Your Local Tax Dollars at Work
Voters in the Edmonds School District communities of Brier, Edmonds, Lynnwood, Mountlake Terrace, Woodway, and portions of unincorporated Snohomish County support local levy and bond measures.
What have voters in the Edmonds School District approved in recent years?
- 2014 School Programs and Operation Levy (expires 2018),
- 2014 Capital Construction Bond,
- 2012 Technology/Capital Levy (expires 2016),
- 2010 School Programs and Operation Levy (expires 2014),
- 2010 Supplemental School Programs and Operation Levy (expires 2014),
- 2008 Technology/Capital Levy (expires 2012), and
- 2006 Capital Construction Bond.
More information about each of these measures, and how the funds are being used, is available within the links on the left side of the screen.
Some commonly asked questions include:
Why do Washington State school districts have local levy and bond measures?
People want their local schools to provide better programs and services than what is possible when only funded by the state. In order to continue programs and services, the law requires that these replacement levies be renewed by voters.
Additionally, the state does not provide adequate funding for technology and capital facilities, and the law allows local school districts to seek local funding to support these areas.
What does our School Programs and Operation Levy fund?
The School Programs and Operation Levy represents approximately 20 percent of the District’s total general operating budget. These funds allow the District to provide local support for: teachers to keep class sizes smaller; paraeducators and staff who support the educational program; textbooks and instructional materials; student transportation (above state funding); athletics; music; co-curricular activities; services for special-needs students; support for programs, services, and technology; and staff training.

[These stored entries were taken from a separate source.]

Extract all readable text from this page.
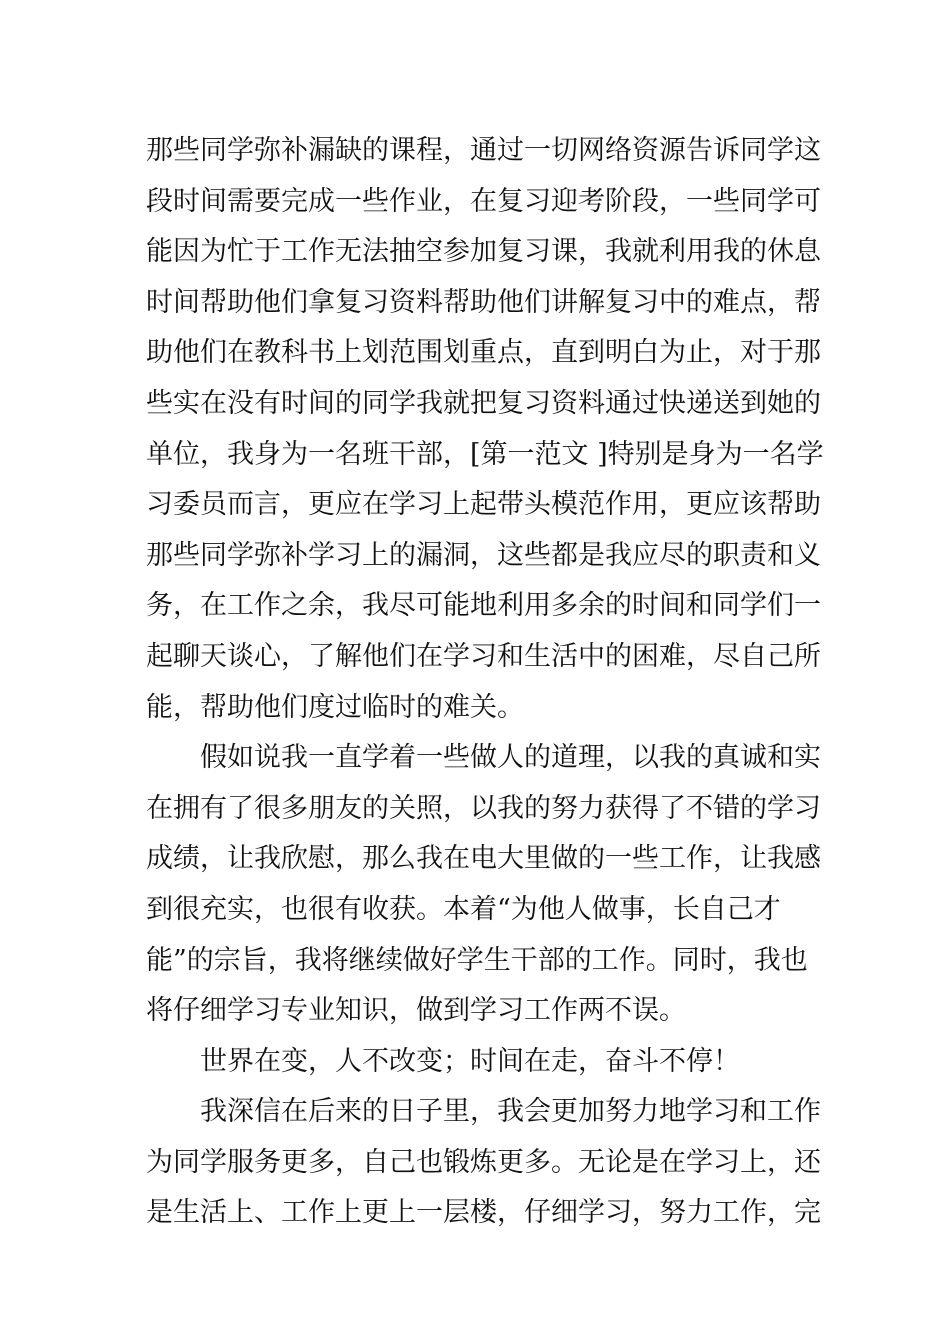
那些同学弥补漏缺的课程，通过一切网络资源告诉同学这
段时间需要完成一些作业，在复习迎考阶段，一些同学可
能因为忙于工作无法抽空参加复习课，我就利用我的休息
时间帮助他们拿复习资料帮助他们讲解复习中的难点，帮
助他们在教科书上划范围划重点，直到明白为止，对于那
些实在没有时间的同学我就把复习资料通过快递送到她的
单位，我身为一名班干部，[第一范文 ]特别是身为一名学
习委员而言，更应在学习上起带头模范作用，更应该帮助
那些同学弥补学习上的漏洞，这些都是我应尽的职责和义
务，在工作之余，我尽可能地利用多余的时间和同学们一
起聊天谈心，了解他们在学习和生活中的困难，尽自己所
能，帮助他们度过临时的难关。
假如说我一直学着一些做人的道理，以我的真诚和实
在拥有了很多朋友的关照，以我的努力获得了不错的学习
成绩，让我欣慰，那么我在电大里做的一些工作，让我感
到很充实，也很有收获。本着“为他人做事，长自己才
能”的宗旨，我将继续做好学生干部的工作。同时，我也
将仔细学习专业知识，做到学习工作两不误。
世界在变，人不改变；时间在走，奋斗不停！
我深信在后来的日子里，我会更加努力地学习和工作
为同学服务更多，自己也锻炼更多。无论是在学习上，还
是生活上、工作上更上一层楼，仔细学习，努力工作，完
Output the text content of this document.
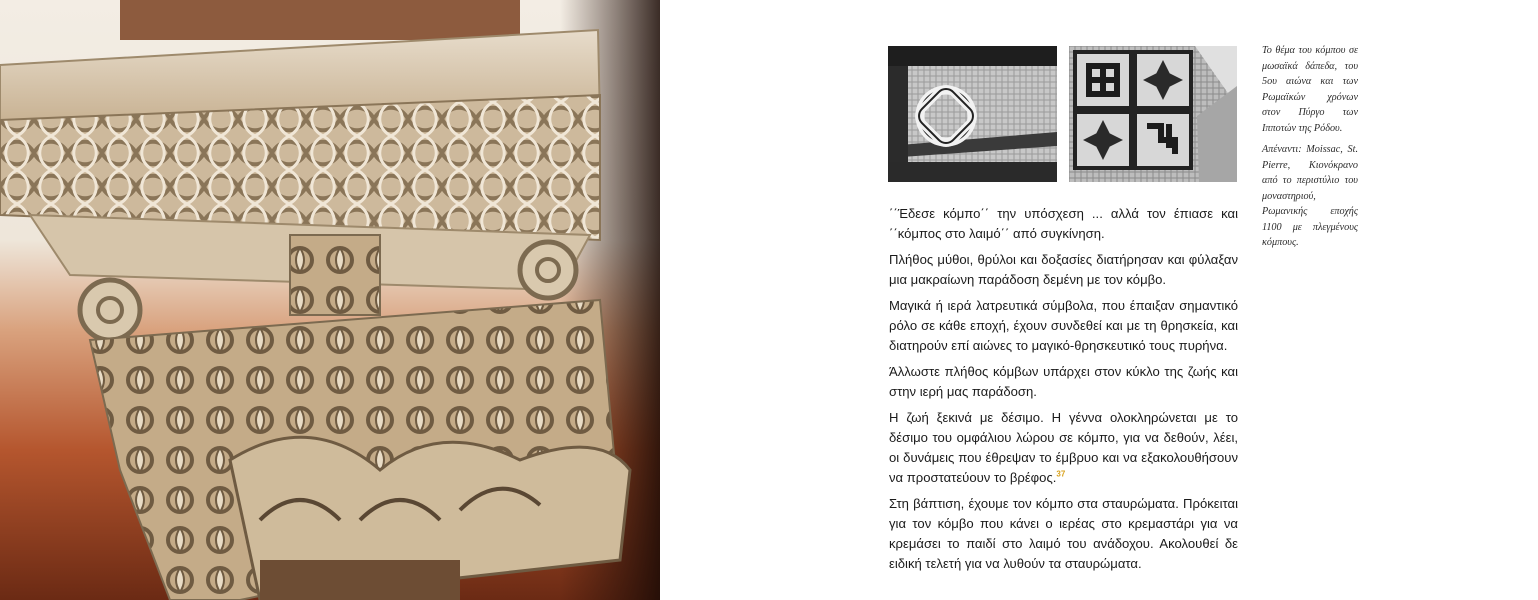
΄΄Έδεσε κόμπο΄΄ την υπόσχεση ... αλλά τον έπιασε και ΄΄κόμπος στο λαιμό΄΄ από συγκίνηση.

Πλήθος μύθοι, θρύλοι και δοξασίες διατήρησαν και φύλαξαν μια μακραίωνη παράδοση δεμένη με τον κόμβο.

Μαγικά ή ιερά λατρευτικά σύμβολα, που έπαιξαν σημαντικό ρόλο σε κάθε εποχή, έχουν συνδεθεί και με τη θρησκεία, και διατηρούν επί αιώνες το μαγικό-θρησκευτικό τους πυρήνα.

Άλλωστε πλήθος κόμβων υπάρχει στον κύκλο της ζωής και στην ιερή μας παράδοση.

Η ζωή ξεκινά με δέσιμο. Η γέννα ολοκληρώνεται με το δέσιμο του ομφάλιου λώρου σε κόμπο, για να δεθούν, λέει, οι δυνάμεις που έθρεψαν το έμβρυο και να εξακολουθήσουν να προστατεύουν το βρέφος.$^{37}$

Στη βάπτιση, έχουμε τον κόμπο στα σταυρώματα. Πρόκειται για τον κόμβο που κάνει ο ιερέας στο κρεμαστάρι για να κρεμάσει το παιδί στο λαιμό του ανάδοχου. Ακολουθεί δε ειδική τελετή για να λυθούν τα σταυρώματα.

Το θέμα του κόμπου σε μωσαϊκά δάπεδα, του 5ου αιώνα και των Ρωμαϊκών χρόνων στον Πύργο των Ιπποτών της Ρόδου.
Απέναντι: Moissac, St. Pierre, Κιονόκρανο από το περιστύλιο του μοναστηριού, Ρωμανικής εποχής 1100 με πλεγμένους κόμπους.
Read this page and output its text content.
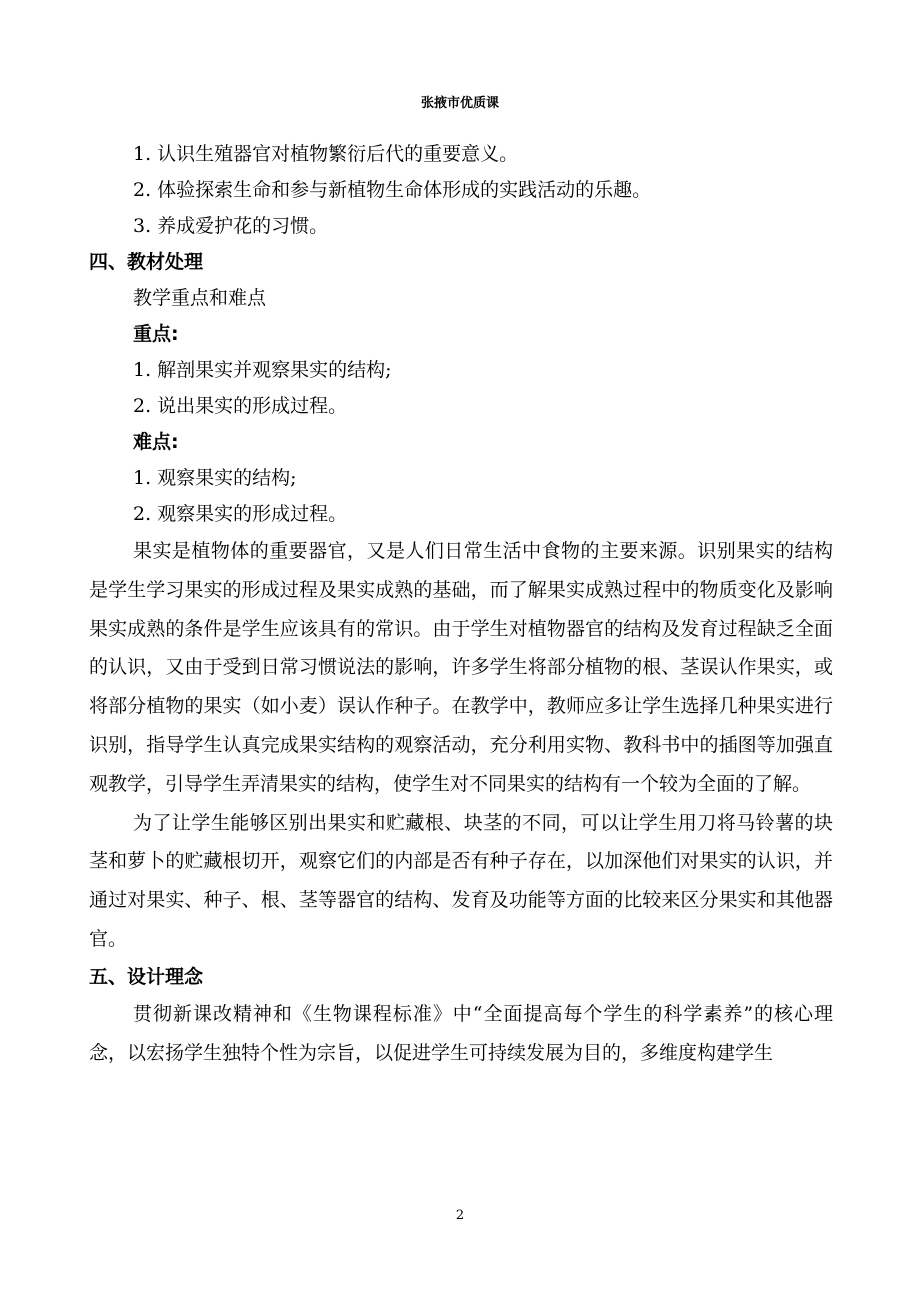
张掖市优质课
1. 认识生殖器官对植物繁衍后代的重要意义。
2. 体验探索生命和参与新植物生命体形成的实践活动的乐趣。
3. 养成爱护花的习惯。
四、教材处理
教学重点和难点
重点:
1. 解剖果实并观察果实的结构;
2. 说出果实的形成过程。
难点:
1. 观察果实的结构;
2. 观察果实的形成过程。

果实是植物体的重要器官，又是人们日常生活中食物的主要来源。识别果实的结构是学生学习果实的形成过程及果实成熟的基础，而了解果实成熟过程中的物质变化及影响果实成熟的条件是学生应该具有的常识。由于学生对植物器官的结构及发育过程缺乏全面的认识，又由于受到日常习惯说法的影响，许多学生将部分植物的根、茎误认作果实，或将部分植物的果实（如小麦）误认作种子。在教学中，教师应多让学生选择几种果实进行识别，指导学生认真完成果实结构的观察活动，充分利用实物、教科书中的插图等加强直观教学，引导学生弄清果实的结构，使学生对不同果实的结构有一个较为全面的了解。

为了让学生能够区别出果实和贮藏根、块茎的不同，可以让学生用刀将马铃薯的块茎和萝卜的贮藏根切开，观察它们的内部是否有种子存在，以加深他们对果实的认识，并通过对果实、种子、根、茎等器官的结构、发育及功能等方面的比较来区分果实和其他器官。

五、设计理念

贯彻新课改精神和《生物课程标准》中“全面提高每个学生的科学素养”的核心理念，以宏扬学生独特个性为宗旨，以促进学生可持续发展为目的，多维度构建学生

2
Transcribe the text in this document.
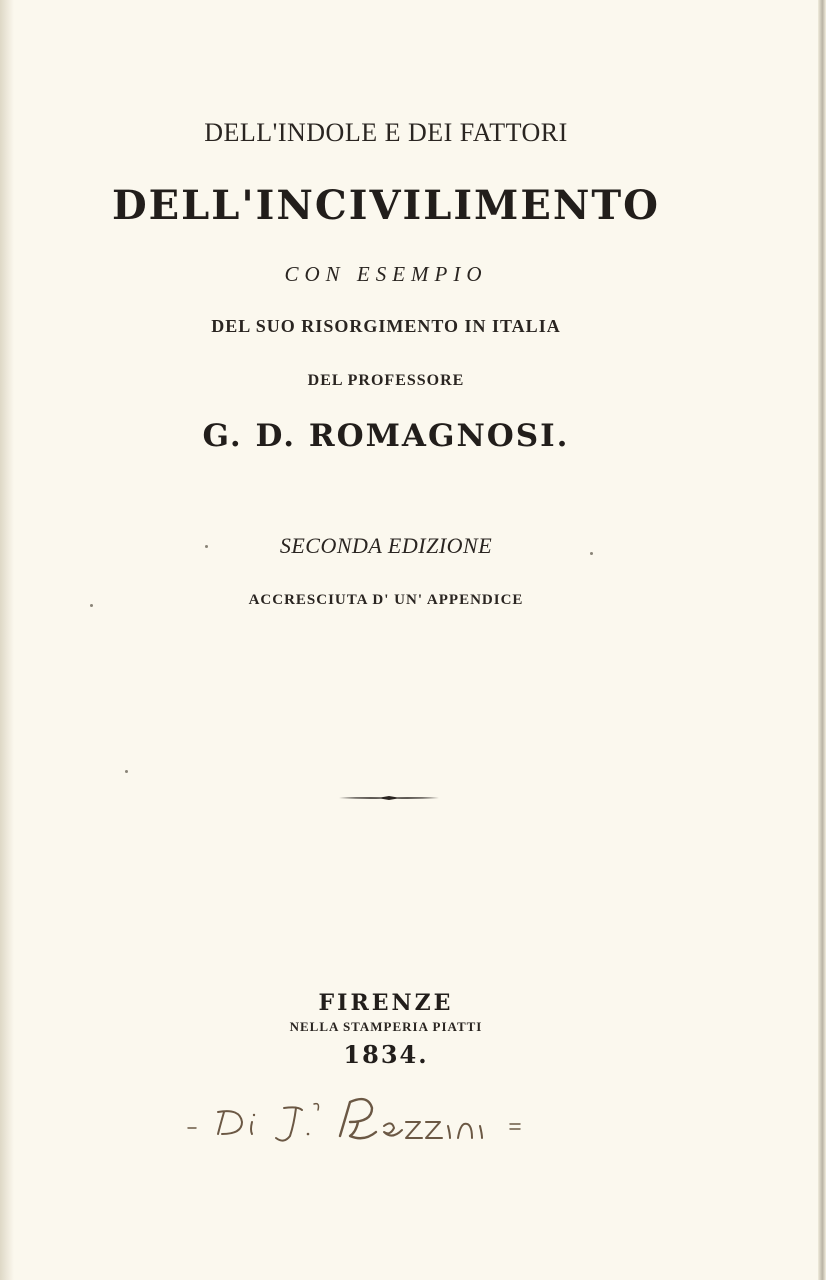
DELL'INDOLE E DEI FATTORI
DELL'INCIVILIMENTO
CON ESEMPIO
DEL SUO RISORGIMENTO IN ITALIA
DEL PROFESSORE
G. D. ROMAGNOSI.
SECONDA EDIZIONE
ACCRESCIUTA D' UN' APPENDICE
FIRENZE
NELLA STAMPERIA PIATTI
1834.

What does our Technology/Capital Levy fund?
The Technology/Capital Levy provides funding for technology tools for student learning and capital facilities. Currently these funds provide local support for: replacing older equipment; infrastructure upgrades to meet electrical needs; districtwide safety and emergency preparedness; districtwide energy efficiency improvements; system upgrades and asset protection; and outdoor facilities/partnerships.
What does a Construction Bond fund? How is different from a levy?
A Construction Bond is financed over a long period of time, typically 12 to 20 years and can by law only be used to fund new schools; capital projects such as school modernizations, or the acquisition of property. The funds from a voter-approved bond cannot be used to offset budget reductions in the General Fund budget which funds teachers, textbooks, and other school program support.